O infinitivo é nome substantivo. Tem gênero e número. O particípio é nome adjetivo, com as categorias normais dessa classe. E o gerúndio é nome advérbio, invariável. Como os demais advérbios, lembremo-nos de que o gerúndio é um ablativo latino, em português, assumindo as funções  circunstanciais próprias desse caso.

Mas a translação, cujo caráter qualitativo Tesnière estudou insinua-se e opera uma alteração no comportamento desses nomes, permitindo-lhes assumir o comportamento de verbos – sem que deixem de ser nomes: em relação a seus subordinantes, eles são nomes; em relação  a seus subordinados, são verbos. Podemos representar sua dupla face desta maneira:

SUBSTANTIVO
INFINITIVO
VERBO

ADVÉRBIO
GERÚNDIO
VERBO

ADJETIVO
PARTICÍPIO
VERBO

Todos os termos de uma estrutura oracional são, imediata ou mediatamente, presos  ao verbo, seu centro, em conseqüência, o valor de substantivo, advérbio ou adjetivo é atributo da oração como um todo.

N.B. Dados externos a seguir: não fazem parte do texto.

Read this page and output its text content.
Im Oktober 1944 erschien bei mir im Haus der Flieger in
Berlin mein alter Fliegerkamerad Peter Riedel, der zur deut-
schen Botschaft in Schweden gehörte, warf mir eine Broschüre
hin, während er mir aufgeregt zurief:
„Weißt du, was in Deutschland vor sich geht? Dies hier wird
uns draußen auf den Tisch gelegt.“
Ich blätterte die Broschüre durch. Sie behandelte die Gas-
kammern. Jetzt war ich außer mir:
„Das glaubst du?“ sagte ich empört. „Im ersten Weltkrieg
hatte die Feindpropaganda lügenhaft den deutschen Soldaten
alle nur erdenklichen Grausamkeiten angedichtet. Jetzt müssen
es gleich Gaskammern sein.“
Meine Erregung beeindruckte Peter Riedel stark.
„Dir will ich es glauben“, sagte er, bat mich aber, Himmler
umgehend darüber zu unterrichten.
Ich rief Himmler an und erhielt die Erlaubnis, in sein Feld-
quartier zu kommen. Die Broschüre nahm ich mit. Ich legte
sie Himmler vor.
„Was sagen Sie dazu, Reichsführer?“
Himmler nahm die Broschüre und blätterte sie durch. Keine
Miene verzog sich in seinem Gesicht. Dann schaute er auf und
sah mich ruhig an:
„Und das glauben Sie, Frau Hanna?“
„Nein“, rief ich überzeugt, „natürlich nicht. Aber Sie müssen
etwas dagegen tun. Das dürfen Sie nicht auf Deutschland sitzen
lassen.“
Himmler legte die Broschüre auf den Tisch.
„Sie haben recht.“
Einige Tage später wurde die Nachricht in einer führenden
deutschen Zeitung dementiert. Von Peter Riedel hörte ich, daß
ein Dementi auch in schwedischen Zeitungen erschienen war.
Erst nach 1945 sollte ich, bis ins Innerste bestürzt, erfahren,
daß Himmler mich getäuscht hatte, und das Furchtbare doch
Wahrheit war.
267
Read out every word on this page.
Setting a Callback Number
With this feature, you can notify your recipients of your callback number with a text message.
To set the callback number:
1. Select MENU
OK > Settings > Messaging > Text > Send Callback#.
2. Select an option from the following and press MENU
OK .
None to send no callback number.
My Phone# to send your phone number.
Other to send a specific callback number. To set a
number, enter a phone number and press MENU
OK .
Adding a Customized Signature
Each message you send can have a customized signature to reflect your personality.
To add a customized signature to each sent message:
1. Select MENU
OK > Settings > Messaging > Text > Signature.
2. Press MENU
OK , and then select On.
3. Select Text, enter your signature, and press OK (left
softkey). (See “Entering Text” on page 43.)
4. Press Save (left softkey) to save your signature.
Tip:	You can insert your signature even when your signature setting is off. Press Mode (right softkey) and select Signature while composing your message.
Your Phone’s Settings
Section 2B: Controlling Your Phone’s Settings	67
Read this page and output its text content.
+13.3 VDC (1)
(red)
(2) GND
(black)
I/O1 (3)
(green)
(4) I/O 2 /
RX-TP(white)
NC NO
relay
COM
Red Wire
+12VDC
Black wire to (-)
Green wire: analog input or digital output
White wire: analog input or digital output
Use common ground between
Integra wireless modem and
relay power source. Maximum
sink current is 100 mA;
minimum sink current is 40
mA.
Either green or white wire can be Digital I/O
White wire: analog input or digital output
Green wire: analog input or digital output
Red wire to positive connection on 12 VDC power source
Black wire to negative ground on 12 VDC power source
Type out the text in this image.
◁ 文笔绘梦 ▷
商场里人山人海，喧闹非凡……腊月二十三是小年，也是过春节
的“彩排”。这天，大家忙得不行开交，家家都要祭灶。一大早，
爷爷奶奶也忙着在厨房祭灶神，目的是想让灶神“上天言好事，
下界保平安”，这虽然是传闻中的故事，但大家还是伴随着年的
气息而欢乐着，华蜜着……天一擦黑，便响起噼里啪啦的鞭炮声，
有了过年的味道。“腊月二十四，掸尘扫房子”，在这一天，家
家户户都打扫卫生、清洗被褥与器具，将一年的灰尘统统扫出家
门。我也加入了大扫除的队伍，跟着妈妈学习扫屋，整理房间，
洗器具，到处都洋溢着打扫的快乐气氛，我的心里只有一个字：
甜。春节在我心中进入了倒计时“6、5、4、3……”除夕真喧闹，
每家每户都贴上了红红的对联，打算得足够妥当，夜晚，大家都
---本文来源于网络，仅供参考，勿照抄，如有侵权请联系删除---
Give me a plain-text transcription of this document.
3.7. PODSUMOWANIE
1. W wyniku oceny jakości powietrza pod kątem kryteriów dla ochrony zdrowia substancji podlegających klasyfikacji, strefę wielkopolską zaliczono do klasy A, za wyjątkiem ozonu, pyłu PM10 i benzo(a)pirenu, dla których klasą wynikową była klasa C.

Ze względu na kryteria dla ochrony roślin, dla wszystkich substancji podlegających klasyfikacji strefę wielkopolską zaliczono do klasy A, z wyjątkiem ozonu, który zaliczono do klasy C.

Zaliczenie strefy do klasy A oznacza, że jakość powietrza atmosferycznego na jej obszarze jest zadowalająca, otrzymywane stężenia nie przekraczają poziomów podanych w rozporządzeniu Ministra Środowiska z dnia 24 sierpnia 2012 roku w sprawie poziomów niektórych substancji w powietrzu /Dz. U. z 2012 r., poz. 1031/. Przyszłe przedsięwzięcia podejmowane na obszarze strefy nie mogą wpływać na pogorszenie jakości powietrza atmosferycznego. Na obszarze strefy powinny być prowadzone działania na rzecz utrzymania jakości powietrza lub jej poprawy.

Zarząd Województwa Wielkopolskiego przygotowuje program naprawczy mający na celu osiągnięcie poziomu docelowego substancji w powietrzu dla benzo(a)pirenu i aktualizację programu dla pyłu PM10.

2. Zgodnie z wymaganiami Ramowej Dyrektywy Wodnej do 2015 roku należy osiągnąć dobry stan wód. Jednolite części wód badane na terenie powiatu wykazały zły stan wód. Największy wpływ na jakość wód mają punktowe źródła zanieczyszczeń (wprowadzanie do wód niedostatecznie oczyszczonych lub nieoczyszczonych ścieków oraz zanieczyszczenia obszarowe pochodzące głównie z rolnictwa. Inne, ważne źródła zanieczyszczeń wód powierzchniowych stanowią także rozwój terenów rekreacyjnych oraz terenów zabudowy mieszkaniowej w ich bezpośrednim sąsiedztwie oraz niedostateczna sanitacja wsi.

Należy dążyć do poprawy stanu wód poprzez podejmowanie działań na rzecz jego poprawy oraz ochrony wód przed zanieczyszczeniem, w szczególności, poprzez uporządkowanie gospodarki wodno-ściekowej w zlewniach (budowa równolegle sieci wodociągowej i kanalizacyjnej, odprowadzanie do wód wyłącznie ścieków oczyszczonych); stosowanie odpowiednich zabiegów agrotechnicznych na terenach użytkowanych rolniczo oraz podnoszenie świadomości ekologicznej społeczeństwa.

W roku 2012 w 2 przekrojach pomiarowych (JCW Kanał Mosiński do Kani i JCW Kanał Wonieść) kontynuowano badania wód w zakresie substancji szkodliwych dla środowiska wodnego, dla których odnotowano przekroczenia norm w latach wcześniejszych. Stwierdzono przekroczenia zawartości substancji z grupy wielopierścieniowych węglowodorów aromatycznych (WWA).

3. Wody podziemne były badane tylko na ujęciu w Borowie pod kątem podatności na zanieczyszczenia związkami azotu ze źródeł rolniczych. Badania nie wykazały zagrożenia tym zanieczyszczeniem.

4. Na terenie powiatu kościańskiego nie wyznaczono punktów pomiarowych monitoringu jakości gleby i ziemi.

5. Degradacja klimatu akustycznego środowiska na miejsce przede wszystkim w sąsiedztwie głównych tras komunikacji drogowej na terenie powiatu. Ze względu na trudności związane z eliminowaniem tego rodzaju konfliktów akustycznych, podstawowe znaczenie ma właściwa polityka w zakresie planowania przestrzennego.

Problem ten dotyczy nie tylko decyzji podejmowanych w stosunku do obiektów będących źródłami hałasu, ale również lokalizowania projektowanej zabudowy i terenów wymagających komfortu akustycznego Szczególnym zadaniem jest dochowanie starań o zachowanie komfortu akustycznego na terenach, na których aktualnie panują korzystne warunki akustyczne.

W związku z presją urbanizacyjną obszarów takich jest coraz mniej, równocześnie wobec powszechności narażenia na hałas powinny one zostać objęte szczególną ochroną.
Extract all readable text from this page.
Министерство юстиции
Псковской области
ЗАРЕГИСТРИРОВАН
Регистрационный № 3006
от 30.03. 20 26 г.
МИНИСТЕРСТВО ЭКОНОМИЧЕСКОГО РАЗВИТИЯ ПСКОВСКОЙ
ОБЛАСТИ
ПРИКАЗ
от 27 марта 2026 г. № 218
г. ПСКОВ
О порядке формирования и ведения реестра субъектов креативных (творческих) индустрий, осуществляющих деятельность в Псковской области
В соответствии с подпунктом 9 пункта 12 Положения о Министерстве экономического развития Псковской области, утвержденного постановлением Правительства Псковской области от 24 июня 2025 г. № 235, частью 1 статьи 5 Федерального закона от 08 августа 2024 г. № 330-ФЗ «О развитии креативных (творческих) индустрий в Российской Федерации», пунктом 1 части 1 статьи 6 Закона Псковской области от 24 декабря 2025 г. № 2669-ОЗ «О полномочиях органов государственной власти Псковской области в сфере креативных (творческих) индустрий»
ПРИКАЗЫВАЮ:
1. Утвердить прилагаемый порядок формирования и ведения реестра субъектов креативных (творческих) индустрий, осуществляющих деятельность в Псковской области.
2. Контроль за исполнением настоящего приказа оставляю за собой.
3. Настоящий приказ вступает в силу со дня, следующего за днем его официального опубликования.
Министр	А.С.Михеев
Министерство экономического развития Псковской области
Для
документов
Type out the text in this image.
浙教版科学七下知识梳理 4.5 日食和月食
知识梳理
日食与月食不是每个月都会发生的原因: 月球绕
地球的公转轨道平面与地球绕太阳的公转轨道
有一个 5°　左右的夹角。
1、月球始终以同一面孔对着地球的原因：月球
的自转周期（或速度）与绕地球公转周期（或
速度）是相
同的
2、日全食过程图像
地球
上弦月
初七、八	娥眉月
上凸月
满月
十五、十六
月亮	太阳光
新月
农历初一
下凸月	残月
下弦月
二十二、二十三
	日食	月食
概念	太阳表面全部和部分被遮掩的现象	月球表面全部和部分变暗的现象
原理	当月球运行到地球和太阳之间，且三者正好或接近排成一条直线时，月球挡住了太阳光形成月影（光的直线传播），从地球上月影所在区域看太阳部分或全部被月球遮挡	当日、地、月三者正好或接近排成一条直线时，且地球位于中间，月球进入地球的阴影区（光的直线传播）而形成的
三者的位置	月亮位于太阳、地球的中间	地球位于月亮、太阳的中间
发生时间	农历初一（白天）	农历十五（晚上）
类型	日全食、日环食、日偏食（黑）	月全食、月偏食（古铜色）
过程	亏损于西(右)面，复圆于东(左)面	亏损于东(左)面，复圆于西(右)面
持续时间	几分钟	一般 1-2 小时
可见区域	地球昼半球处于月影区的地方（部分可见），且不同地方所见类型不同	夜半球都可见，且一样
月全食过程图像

O diretor não permitia falarmos com os colegas durante o recreio. Como objeto direto de permitia, a oração infinitiva é um  valor substantivo; mas o infintivo falarmos é  verbo em relação a nós, com os colegas e durante o recreio.

As operárias conseguiram uma creche na fábrica organizando muito bem seu movimento reivindicatório. A oração  gerundial tem valor de advérbio em relação a conseguiram; mas o gerúndio organizando é verbo em relação a elas, bem e  movimento.

Quanto ao particípio, a questão é controversa: poderia ele realmente constituir uma oração participial adjetiva, ou não seria mais que um simples adjunto adnominal?

Realmente, seria excessivo ver mais que isso em um particípio que não tenha, ele próprio, expansões que possam ver consideradas marginais de um verbo, como em  “revi ontem um velho e querido amigo”.  Mas, há construções em que ao particípio com valor adjetivo se ligam termos complementares: “seguia com os olhos as folhas suavemente tangidas pelo vento”. Que o particípio tangidas tem valor de adjetivo, ninguém discute. Mas seria ele um verbo em relação a elas (sujeito oculto), suavemente (adj. adverbial) e pelo vento   (complemento agente)? Ou seria apenas um adjunto adnominal de folhas? Quem optar por esta classificação deverá, coerentemente, dizer que suavemente e pelo vento são complementos nominais do adjetivo-particípio – o que nos parece uma solução bastante duvidosa.

Portanto, podemos notar que a professora Carone  concorda com a função  das formas nominais que foram apresentadas no decorrer de nosso trabalho, contudo, a autora mostra um segundo ponto de vista sobre o assunto que é o da dupla função das formas nominais, isto é, uma forma nominal como o infinitivo, por exemplo, na mesma frase, pode desempenhar função de verbo e de nome, dependendo da ótica de como foi analisado o termo.

Convém ressaltar que as afirmações dela são bastante plausíveis, tendo em vista os exemplos destacados e as convincentes argumentações.

 

BIBLIOGRAFIA

ALMEIDA, Napoleão Mendes de. Gramática latina. São Paulo: Saraiva, 1965.

––––––. Gramática metódica da língua portuguesa. São Paulo: Saraiva, 1983.

BECHARA, Evanildo. Moderna gramática portuguesa. São Paulo: Ática, 1987.

CARONE, Flávia de Barros. Subordinação e coordenação. São Paulo: Ática, 1988.

FARIA, Ernesto. Gramática superior da língua latina. Rio de Janeiro: Acadêmica: 1958.